這個人,卻還要分出自己的一份心,帶著一身疲倦對著周深關懷備至,用僅剩的一絲溫暖專心去替著他做籌謀。
年后工期將至,至于工程的完成度,每個人的手里捏著一把虛汗。
白景程也挺糟心,這個項目當初從魏國元手里接過來是就已經是個爛尾,而今甩到他手里也很難妙手回春,轉敗為勝。
他臨走前對著帶班經理以及安全員囑咐再三,也覺得自己跟著干著急也沒有意義。
白景程轉身從水泥板上跳下來,正準備打道回府。
他經過一處建筑露臺,施工桁架一側放置的一塊結構木料緩緩傾斜。
周深還站在原地等他,木料已經順著桁架的一側滑下了大半。
周深恍然間想起,好像之前有過那么一段時間,白景程是帶著工傷去上班的。
木料已經脫離桁架,順著下滑的力道直直傾斜下來。
上一次是輕微的劃傷,那換成這一次呢?
周深來不及去設想,整個人已經縱身撲了過來。
他帶著勢如破竹的氣勢,帶著視死如歸的架勢,飛撲出去,用身體支起一道屏障,將對方護在身下。

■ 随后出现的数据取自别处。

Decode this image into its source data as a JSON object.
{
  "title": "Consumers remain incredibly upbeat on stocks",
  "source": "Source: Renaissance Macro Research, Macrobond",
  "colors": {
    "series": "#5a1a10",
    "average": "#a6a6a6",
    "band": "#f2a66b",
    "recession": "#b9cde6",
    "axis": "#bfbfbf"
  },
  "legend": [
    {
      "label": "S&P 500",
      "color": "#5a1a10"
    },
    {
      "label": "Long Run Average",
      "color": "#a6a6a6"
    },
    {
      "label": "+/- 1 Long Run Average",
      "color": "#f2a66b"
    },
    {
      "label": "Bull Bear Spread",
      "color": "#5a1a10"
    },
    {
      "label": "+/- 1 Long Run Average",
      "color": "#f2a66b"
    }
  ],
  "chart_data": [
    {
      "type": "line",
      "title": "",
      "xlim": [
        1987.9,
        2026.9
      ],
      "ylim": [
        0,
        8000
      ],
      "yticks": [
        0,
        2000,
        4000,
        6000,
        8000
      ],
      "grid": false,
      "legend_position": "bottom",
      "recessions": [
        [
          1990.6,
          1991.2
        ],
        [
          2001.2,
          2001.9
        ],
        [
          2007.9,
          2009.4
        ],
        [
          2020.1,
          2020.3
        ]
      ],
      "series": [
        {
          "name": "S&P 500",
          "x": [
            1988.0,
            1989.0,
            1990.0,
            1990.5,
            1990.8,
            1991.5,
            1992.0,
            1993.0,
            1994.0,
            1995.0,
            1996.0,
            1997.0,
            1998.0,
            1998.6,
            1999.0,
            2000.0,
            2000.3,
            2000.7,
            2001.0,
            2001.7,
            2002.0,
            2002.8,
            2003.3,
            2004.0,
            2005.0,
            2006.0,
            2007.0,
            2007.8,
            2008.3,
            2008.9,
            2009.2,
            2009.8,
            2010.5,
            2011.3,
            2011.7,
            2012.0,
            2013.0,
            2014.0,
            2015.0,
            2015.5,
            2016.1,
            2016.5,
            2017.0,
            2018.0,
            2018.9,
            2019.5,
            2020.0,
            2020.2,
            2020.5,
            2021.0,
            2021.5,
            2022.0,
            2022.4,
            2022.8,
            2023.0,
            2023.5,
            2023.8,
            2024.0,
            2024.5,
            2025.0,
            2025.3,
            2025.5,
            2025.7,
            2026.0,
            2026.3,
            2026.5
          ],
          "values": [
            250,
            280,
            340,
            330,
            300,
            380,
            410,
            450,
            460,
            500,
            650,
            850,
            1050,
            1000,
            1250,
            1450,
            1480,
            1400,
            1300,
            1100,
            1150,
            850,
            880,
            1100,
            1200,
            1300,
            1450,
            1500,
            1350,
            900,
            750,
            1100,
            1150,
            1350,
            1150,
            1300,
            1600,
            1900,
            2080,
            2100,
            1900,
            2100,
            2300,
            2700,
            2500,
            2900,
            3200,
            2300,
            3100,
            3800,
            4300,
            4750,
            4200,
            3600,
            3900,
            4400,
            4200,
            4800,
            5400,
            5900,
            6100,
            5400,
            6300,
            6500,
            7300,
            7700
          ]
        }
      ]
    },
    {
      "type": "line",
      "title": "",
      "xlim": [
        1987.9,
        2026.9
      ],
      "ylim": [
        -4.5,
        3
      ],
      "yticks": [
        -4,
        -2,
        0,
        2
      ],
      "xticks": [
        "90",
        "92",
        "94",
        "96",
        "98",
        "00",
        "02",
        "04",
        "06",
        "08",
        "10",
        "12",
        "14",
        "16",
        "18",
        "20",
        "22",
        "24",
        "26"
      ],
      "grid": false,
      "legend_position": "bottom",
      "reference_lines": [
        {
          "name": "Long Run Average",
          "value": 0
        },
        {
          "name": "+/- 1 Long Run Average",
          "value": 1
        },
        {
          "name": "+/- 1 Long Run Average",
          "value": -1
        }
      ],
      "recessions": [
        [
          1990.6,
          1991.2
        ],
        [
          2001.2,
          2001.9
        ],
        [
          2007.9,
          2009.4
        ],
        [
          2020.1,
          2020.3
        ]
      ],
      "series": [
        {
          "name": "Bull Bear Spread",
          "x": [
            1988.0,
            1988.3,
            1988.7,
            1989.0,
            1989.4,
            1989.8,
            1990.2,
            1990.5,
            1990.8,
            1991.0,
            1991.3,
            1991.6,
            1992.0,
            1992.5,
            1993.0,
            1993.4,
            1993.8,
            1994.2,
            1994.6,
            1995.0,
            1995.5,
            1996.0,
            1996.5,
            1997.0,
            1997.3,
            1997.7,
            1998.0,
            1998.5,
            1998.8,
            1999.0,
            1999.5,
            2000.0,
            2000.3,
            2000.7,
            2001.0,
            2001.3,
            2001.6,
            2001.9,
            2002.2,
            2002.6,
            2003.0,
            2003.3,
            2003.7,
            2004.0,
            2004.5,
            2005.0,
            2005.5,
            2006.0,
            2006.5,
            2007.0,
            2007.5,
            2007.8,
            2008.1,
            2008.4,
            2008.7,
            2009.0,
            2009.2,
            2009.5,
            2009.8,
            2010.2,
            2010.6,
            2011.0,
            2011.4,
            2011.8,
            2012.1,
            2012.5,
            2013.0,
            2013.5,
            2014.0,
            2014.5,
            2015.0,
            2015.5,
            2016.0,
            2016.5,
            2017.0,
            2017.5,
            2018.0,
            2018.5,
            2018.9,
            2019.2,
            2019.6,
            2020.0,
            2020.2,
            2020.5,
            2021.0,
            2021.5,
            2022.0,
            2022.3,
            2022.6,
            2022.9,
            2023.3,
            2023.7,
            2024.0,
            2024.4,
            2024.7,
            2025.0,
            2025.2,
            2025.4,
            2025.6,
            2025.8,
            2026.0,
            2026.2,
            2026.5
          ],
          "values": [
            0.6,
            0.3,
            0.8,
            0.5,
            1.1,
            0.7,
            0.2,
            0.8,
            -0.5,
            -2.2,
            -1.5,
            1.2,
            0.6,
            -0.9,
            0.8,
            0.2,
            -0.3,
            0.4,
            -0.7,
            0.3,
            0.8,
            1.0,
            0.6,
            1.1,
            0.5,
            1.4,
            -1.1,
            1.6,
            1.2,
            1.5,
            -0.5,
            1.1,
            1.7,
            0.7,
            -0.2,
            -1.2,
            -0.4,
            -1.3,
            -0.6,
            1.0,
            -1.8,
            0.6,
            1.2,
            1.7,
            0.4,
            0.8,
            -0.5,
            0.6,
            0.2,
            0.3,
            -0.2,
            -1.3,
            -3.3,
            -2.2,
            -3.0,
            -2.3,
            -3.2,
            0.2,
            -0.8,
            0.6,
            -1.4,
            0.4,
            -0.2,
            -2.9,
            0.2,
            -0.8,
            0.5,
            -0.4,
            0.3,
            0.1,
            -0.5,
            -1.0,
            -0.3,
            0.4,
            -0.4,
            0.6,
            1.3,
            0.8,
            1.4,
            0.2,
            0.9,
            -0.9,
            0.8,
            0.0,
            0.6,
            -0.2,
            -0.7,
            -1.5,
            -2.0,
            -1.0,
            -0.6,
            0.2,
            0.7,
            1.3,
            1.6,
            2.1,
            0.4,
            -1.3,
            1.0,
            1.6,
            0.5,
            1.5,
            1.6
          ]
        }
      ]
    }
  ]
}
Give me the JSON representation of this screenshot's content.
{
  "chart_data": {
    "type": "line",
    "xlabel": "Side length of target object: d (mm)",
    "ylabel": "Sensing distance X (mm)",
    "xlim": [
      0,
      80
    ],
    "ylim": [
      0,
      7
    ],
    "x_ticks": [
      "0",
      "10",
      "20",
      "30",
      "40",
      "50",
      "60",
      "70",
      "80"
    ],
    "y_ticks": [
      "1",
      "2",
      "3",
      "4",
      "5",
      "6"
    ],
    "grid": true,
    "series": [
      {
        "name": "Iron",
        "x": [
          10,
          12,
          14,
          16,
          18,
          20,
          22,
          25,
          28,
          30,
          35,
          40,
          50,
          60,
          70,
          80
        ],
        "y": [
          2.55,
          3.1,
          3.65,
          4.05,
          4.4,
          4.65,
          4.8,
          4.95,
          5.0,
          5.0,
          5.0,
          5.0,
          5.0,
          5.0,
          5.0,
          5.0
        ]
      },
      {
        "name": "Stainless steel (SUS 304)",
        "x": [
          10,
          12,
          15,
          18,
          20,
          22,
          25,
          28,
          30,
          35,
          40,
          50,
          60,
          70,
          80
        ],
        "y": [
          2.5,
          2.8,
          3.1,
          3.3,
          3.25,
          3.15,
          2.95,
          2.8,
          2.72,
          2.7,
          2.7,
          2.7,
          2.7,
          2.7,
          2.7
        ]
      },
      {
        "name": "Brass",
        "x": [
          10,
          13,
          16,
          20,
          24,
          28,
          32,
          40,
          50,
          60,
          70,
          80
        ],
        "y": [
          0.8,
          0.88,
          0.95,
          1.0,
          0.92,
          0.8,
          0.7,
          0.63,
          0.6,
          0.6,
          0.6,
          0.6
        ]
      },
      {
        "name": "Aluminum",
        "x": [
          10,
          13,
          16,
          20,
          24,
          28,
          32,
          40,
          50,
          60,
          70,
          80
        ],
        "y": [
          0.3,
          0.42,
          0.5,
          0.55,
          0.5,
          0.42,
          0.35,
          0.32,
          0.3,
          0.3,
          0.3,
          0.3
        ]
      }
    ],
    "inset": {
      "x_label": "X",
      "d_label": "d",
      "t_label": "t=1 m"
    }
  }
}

白景程甚至還沒有弄清楚狀況,就被周深撲倒,兩人雙雙臥倒在光禿禿的水泥地上。
負責項目的帶班經理直接愣住了,等反應過來,一身的魂都要被嚇飛了,膽都要被嚇散了。
兩名安全員干脆就是嚇傻了。
這叫什么,太歲頭上動土,火神廟里點燈。
剛被領導批了施工安全就頂煙兒上,自己端著的飯碗算別想要了!
周深悶著聲音“嘶”了一聲,感覺自己的一條腿像是被重物壓住了,□□的痛感蔓延上來,讓他不自覺的皺了眉,上下牙咬的死死的。
帶班經理和安全員聚堆圍過來,手忙腳亂的把木料板從周深的一條腿上挪開,驚出了一身冷汗。
當眾人挪開木料板,看見躺著的幾塊水泥板,格擋了這一下木料的重擊,都暗自松了一口氣。